Israel believed that the Messiah had come but that weapons still were the answer to their problems. They believed the way to peace was by way of the sword (Matthew 26:50-52). They couldn’t have the Messiah without the way of the Messiah though, so they ultimately rejected Jesus and had him killed. Their trust in violence would be their undoing. The prophetic words of Jesus came true within his listeners’ lifetime (Luke 19:41-44, 21:5-36). In the great tribulation, Jerusalem was destroyed by the Romans. It was precisely because Israel failed to recognize Jesus as Isaiah’s Prince of Peace right there and then that they rushed headlong into the war that ended with their own destruction.
The Wait is Over
Doom and gloom, end-time prophecy experts keep trying to force the same mistake on us in our day. They claim that the Bible says that war is in our future and the world must get worse before Jesus returns. This, however, is blasphemy because it implies that Jesus and his Kingdom has failed. They replace the hope of peace with anticipation of war. They replace the way of Jesus with the way of Caesar.
Christ made it clear on the cross that war will no longer be the way the world is transformed. Jesus didn’t transform the world with violence or war. Violence killed God. The cross exposes the use of violent force as a shameful practice to be renounced. Christ has abolished war.
Jesus did not renounce the way of violence for the way of peace so that we could renounce the way of peace for the way of violence.

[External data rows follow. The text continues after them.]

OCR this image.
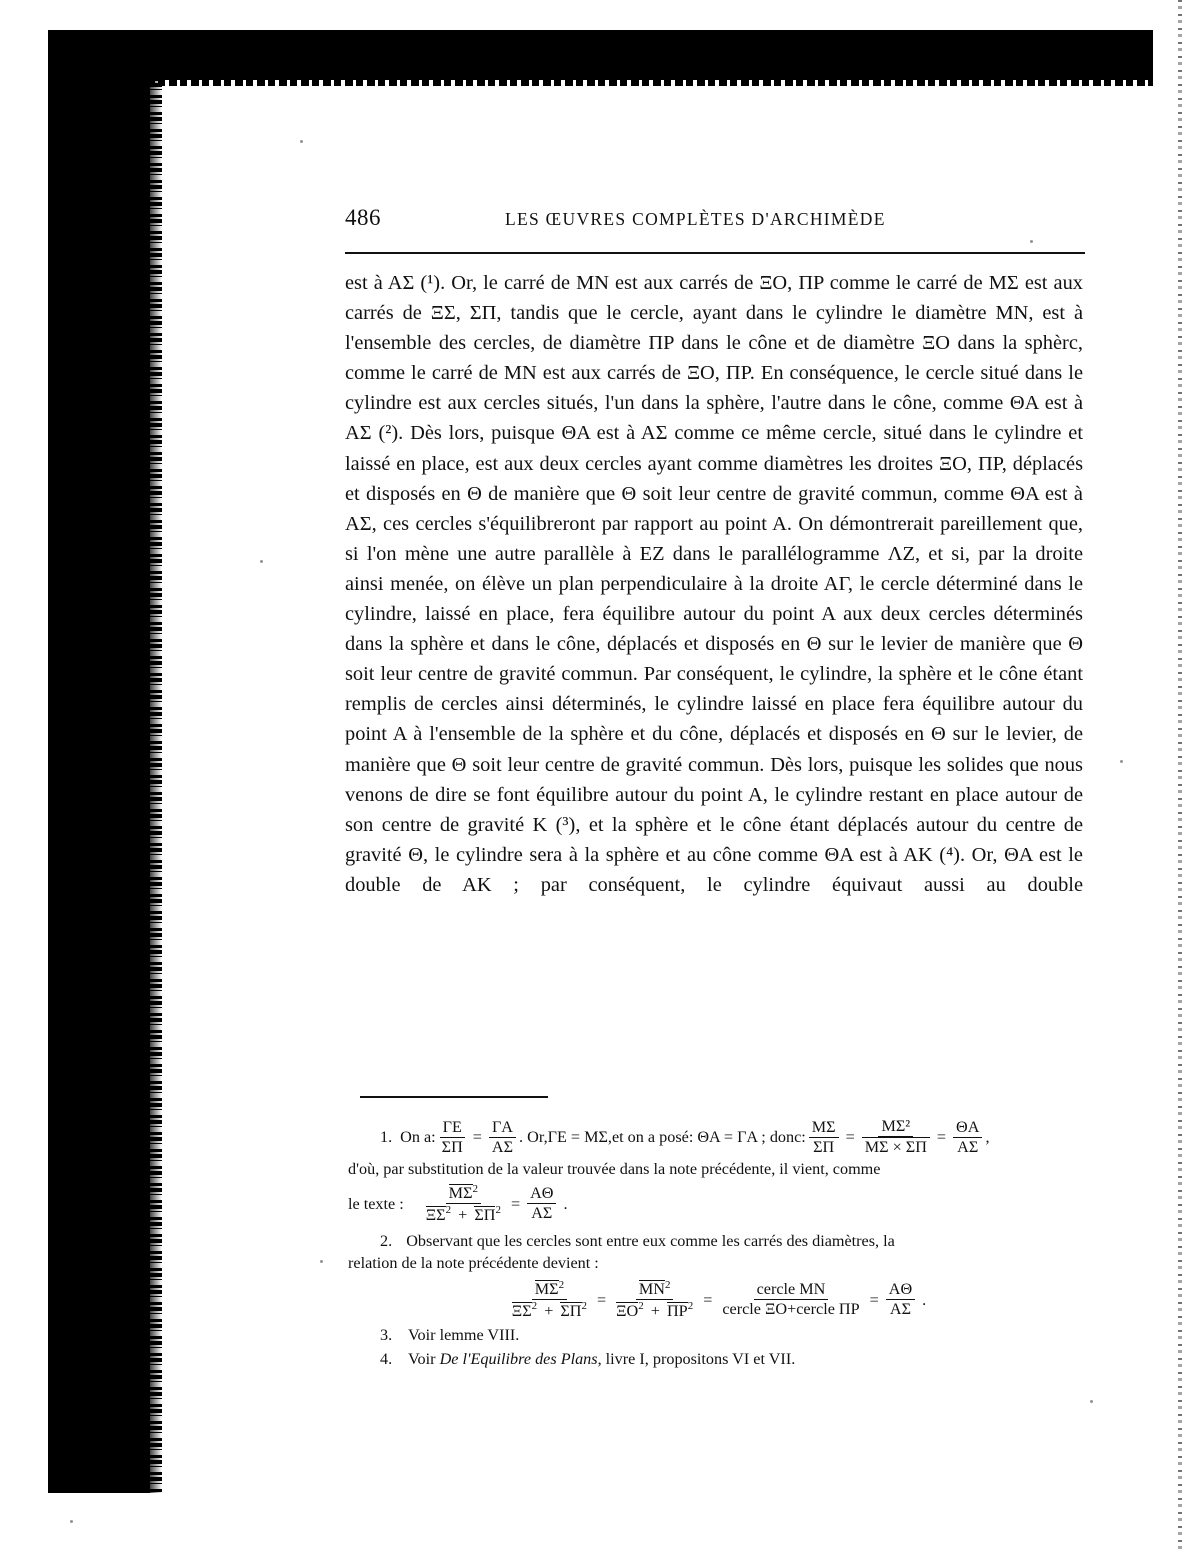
486	LES ŒUVRES COMPLÈTES D'ARCHIMÈDE

est à AΣ (¹). Or, le carré de MN est aux carrés de ΞO, ΠP comme le carré de MΣ est aux carrés de ΞΣ, ΣΠ, tandis que le cercle, ayant dans le cylindre le diamètre MN, est à l'ensemble des cercles, de diamètre ΠP dans le cône et de diamètre ΞO dans la sphèrc, comme le carré de MN est aux carrés de ΞO, ΠP. En conséquence, le cercle situé dans le cylindre est aux cercles situés, l'un dans la sphère, l'autre dans le cône, comme ΘA est à AΣ (²). Dès lors, puisque ΘA est à AΣ comme ce même cercle, situé dans le cylindre et laissé en place, est aux deux cercles ayant comme diamètres les droites ΞO, ΠP, déplacés et disposés en Θ de manière que Θ soit leur centre de gravité commun, comme ΘA est à AΣ, ces cercles s'équilibreront par rapport au point A. On démontrerait pareillement que, si l'on mène une autre parallèle à EZ dans le parallélogramme ΛZ, et si, par la droite ainsi menée, on élève un plan perpendiculaire à la droite AΓ, le cercle déterminé dans le cylindre, laissé en place, fera équilibre autour du point A aux deux cercles déterminés dans la sphère et dans le cône, déplacés et disposés en Θ sur le levier de manière que Θ soit leur centre de gravité commun. Par conséquent, le cylindre, la sphère et le cône étant remplis de cercles ainsi déterminés, le cylindre laissé en place fera équilibre autour du point A à l'ensemble de la sphère et du cône, déplacés et disposés en Θ sur le levier, de manière que Θ soit leur centre de gravité commun. Dès lors, puisque les solides que nous venons de dire se font équilibre autour du point A, le cylindre restant en place autour de son centre de gravité K (³), et la sphère et le cône étant déplacés autour du centre de gravité Θ, le cylindre sera à la sphère et au cône comme ΘA est à AK (⁴). Or, ΘA est le double de AK ; par conséquent, le cylindre équivaut aussi au double

1. On a: $\frac{\Gamma E}{\Sigma\Pi} = \frac{\Gamma A}{A\Sigma}$ . Or,ΓE = MΣ,et on a posé: ΘA = ΓA ; donc: $\frac{M\Sigma}{\Sigma\Pi} = \frac{\text{MΣ²}}{M\Sigma \times \Sigma\Pi} = \frac{\Theta A}{A\Sigma}$ ,
d'où, par substitution de la valeur trouvée dans la note précédente, il vient, comme
le texte : $\frac{M\Sigma^2}{\Xi\Sigma^2 + \Sigma\Pi^2} = \frac{A\Theta}{A\Sigma}$ .
2. Observant que les cercles sont entre eux comme les carrés des diamètres, la
relation de la note précédente devient :
$\frac{M\Sigma^2}{\Xi\Sigma^2 + \Sigma\Pi^2} = \frac{MN^2}{\Xi O^2 + \Pi P^2} = \frac{\text{cercle MN}}{\text{cercle ΞO+cercle ΠP}} = \frac{A\Theta}{A\Sigma}$ .
3. Voir lemme VIII.
4. Voir De l'Equilibre des Plans, livre I, propositons VI et VII.
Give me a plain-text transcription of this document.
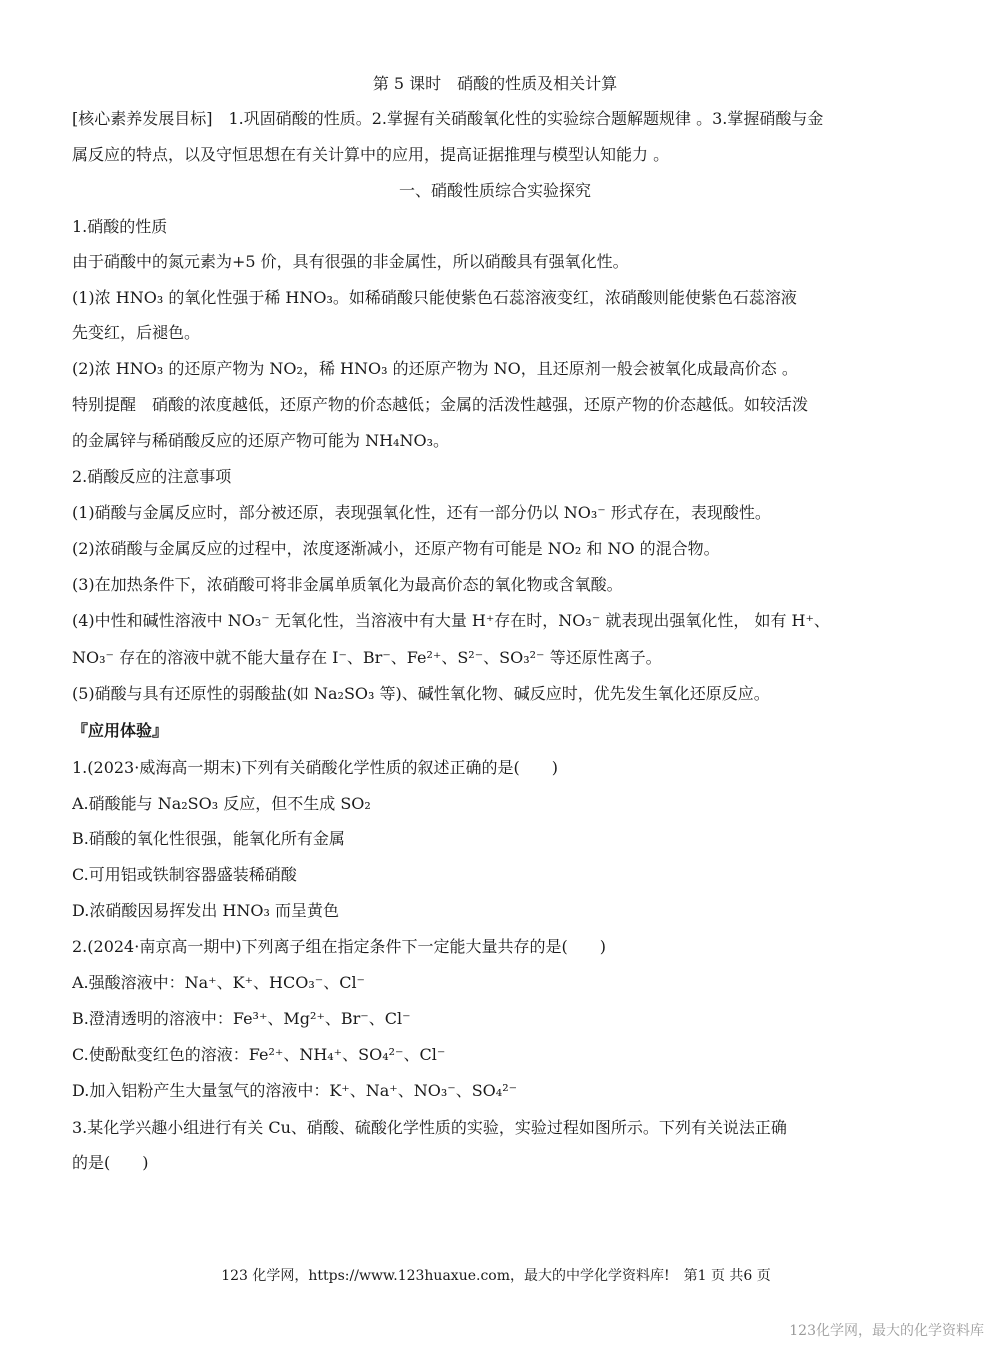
第 5 课时　硝酸的性质及相关计算
[核心素养发展目标]　1.巩固硝酸的性质。2.掌握有关硝酸氧化性的实验综合题解题规律 。3.掌握硝酸与金
属反应的特点，以及守恒思想在有关计算中的应用，提高证据推理与模型认知能力 。
一、硝酸性质综合实验探究
1.硝酸的性质
由于硝酸中的氮元素为+5 价，具有很强的非金属性，所以硝酸具有强氧化性。
(1)浓 HNO₃ 的氧化性强于稀 HNO₃。如稀硝酸只能使紫色石蕊溶液变红，浓硝酸则能使紫色石蕊溶液
先变红，后褪色。
(2)浓 HNO₃ 的还原产物为 NO₂，稀 HNO₃ 的还原产物为 NO，且还原剂一般会被氧化成最高价态 。
特别提醒　硝酸的浓度越低，还原产物的价态越低；金属的活泼性越强，还原产物的价态越低。如较活泼
的金属锌与稀硝酸反应的还原产物可能为 NH₄NO₃。
2.硝酸反应的注意事项
(1)硝酸与金属反应时，部分被还原，表现强氧化性，还有一部分仍以 NO₃⁻ 形式存在，表现酸性。
(2)浓硝酸与金属反应的过程中，浓度逐渐减小，还原产物有可能是 NO₂ 和 NO 的混合物。
(3)在加热条件下，浓硝酸可将非金属单质氧化为最高价态的氧化物或含氧酸。
(4)中性和碱性溶液中 NO₃⁻ 无氧化性，当溶液中有大量 H⁺存在时，NO₃⁻ 就表现出强氧化性， 如有 H⁺、
NO₃⁻ 存在的溶液中就不能大量存在 I⁻、Br⁻、Fe²⁺、S²⁻、SO₃²⁻ 等还原性离子。
(5)硝酸与具有还原性的弱酸盐(如 Na₂SO₃ 等)、碱性氧化物、碱反应时，优先发生氧化还原反应。
『应用体验』
1.(2023·威海高一期末)下列有关硝酸化学性质的叙述正确的是(　　)
A.硝酸能与 Na₂SO₃ 反应，但不生成 SO₂
B.硝酸的氧化性很强，能氧化所有金属
C.可用铝或铁制容器盛装稀硝酸
D.浓硝酸因易挥发出 HNO₃ 而呈黄色
2.(2024·南京高一期中)下列离子组在指定条件下一定能大量共存的是(　　)
A.强酸溶液中：Na⁺、K⁺、HCO₃⁻、Cl⁻
B.澄清透明的溶液中：Fe³⁺、Mg²⁺、Br⁻、Cl⁻
C.使酚酞变红色的溶液：Fe²⁺、NH₄⁺、SO₄²⁻、Cl⁻
D.加入铝粉产生大量氢气的溶液中：K⁺、Na⁺、NO₃⁻、SO₄²⁻
3.某化学兴趣小组进行有关 Cu、硝酸、硫酸化学性质的实验，实验过程如图所示。下列有关说法正确
的是(　　)
123 化学网，https://www.123huaxue.com，最大的中学化学资料库!　第1 页 共6 页
123化学网，最大的化学资料库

The God of the universe won his Kingdom without war. Jesus proved there is another way. Jesus is the other way. The question “What are you willing to die for?” is not the same question as “What are you willing to kill for?” Jesus was willing to die for that which he was unwilling to kill for. Jesus won his Kingdom by dying, not killing. Ruling the world by killing was buried with Christ. When Christ was raised on the third day, he did not resurrect war. With his resurrection, the world is given a new trajectory toward peace.
War is Abolished!
War, as a legitimate means of shaping the world, died with Christ. Jesus refuted the option of war when he told Peter to put away his sword (Matthew 26:50-52). If violence and killing, even for a “just war,” were an option for followers of Jesus, he would not have refused this option (John 18:36). Jesus held to the truth that nothing is worth killing for. Jesus died on behalf of his enemies who were killing him. Jesus and war died together. Jesus was buried with the old world built on violence, sin, and death. On the third day, Jesus was raised from the dead, and a new world was raised with him.
Shame is brought upon the empires of the old world every time a Christian refuses violence in Jesus’ name.
It’s time we started believing what we say every Christmas—the Prince of Peace has come. War is a thing of the past. War is anachronistic. War is regression. War is a repudiation of Christ’s lordship. Since there will be no violence when the Kingdom has fully come, there should be no violence practiced by Kingdom people now. Followers of Jesus must lead the way in imagining something better than war. Since war should not be practiced by Kingdom people now, Kingdom people must acknowledge that war is evil. War is powerless. War is forbidden. War is foolish. War is satanic. War is abolished.
Peace I leave with you; my peace I give to you.
I don’t give you the kind of peace that the world gives.